Vivemos na alucinação consensual. Uma arquitetura de luz e pixels erguida para esconder uma verdade insuportável: a de que a realidade, como nos foi vendida, já não existe.
Baudrillard foi o profeta desta era. Ele viu, antes de todos nós, que o mapa havia coberto o território. Que a imagem da coisa se tornara mais valiosa que a própria coisa. Que o "Hiper-real" — essa versão saturada, editada e filtrada da vida — havia se tornado o único oxigênio que sabíamos respirar.
Nós não amamos mais; nós consumimos a estética do romance. Nós não viajamos; nós colecionamos cenários para provar que estivemos lá. Nós não sentimos; nós performamos emoções pré-aprovadas pelo algoritmo. Nossas vidas tornaram-se simulacros — cópias perfeitas de um original que nunca existiu. Somos fantasmas assombrando nossas próprias biografias digitais.
Mas, em algum lugar profundo da consciência coletiva, um glitch começou a aparecer.
Uma falha na renderização. Um momento de silêncio não planejado. Um olhar trocado no metrô que dura um segundo a mais do que o permitido pelo protocolo social.
Este é o começo do despertar. E não é um ato solitário.
O despertar, nesta era de simulação total, é uma insurreição do Real. É o momento em que decidimos, coletivamente, parar de acreditar no holograma. É a coragem de tocar a textura áspera da existência, sem o filtro da tela.
Baudrillard chamou isso de "o deserto do real". Mas ele estava sendo irônico.

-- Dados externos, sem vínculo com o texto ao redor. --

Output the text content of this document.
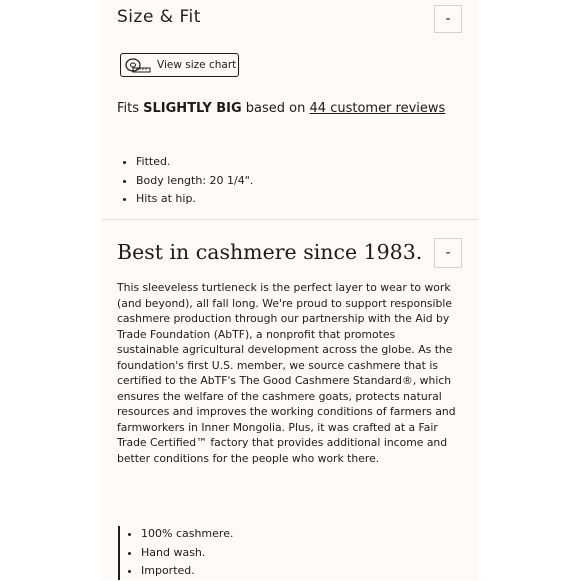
Size & Fit	-
View size chart
Fits SLIGHTLY BIG based on 44 customer reviews
• Fitted.
• Body length: 20 1/4".
• Hits at hip.
Best in cashmere since 1983. -

This sleeveless turtleneck is the perfect layer to wear to work (and beyond), all fall long. We're proud to support responsible cashmere production through our partnership with the Aid by Trade Foundation (AbTF), a nonprofit that promotes sustainable agricultural development across the globe. As the foundation's first U.S. member, we source cashmere that is certified to the AbTF's The Good Cashmere Standard®, which ensures the welfare of the cashmere goats, protects natural resources and improves the working conditions of farmers and farmworkers in Inner Mongolia. Plus, it was crafted at a Fair Trade Certified™ factory that provides additional income and better conditions for the people who work there.

• 100% cashmere.
• Hand wash.
• Imported.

O deserto não é vazio de vida; ele é vazio de mentiras.
Despertar é perceber que a imperfeição de um rosto humano, com suas cicatrizes e assimetrias, é infinitamente mais bela que a perfeição estéril de um filtro de Instagram. É entender que a dor de um luto real é mais vital do que a euforia sintética de um milhão de likes. É a descoberta de que o tédio de uma tarde chuvosa contém mais verdade do que toda a excitação fabricada pela indústria do entretenimento.
Nós somos os nômades que decidiram rasgar o mapa.
Estamos caminhando de volta para o território. Estamos redescobrindo o gosto da comida que não foi feita para ser fotografada. O som da voz que não foi modulada para ser transmitida. O toque da pele que não é uma superfície tátil.
A beleza deste despertar não é a ascensão a um plano superior. É o aterrissar. É a queda graciosa de volta à terra, de volta à biologia, de volta à mortalidade crua.
O sistema pode simular tudo: prazer, sucesso, indignação, até mesmo espiritualidade. Mas ele não consegue simular a Presença. Ele não consegue simular o Silêncio.
E é aí que nos encontramos. Fora do parque temático. Longe dos neons. No deserto vasto e silencioso do que é verdadeiramente real. Onde nada é perfeito, mas tudo, finalmente, é nosso.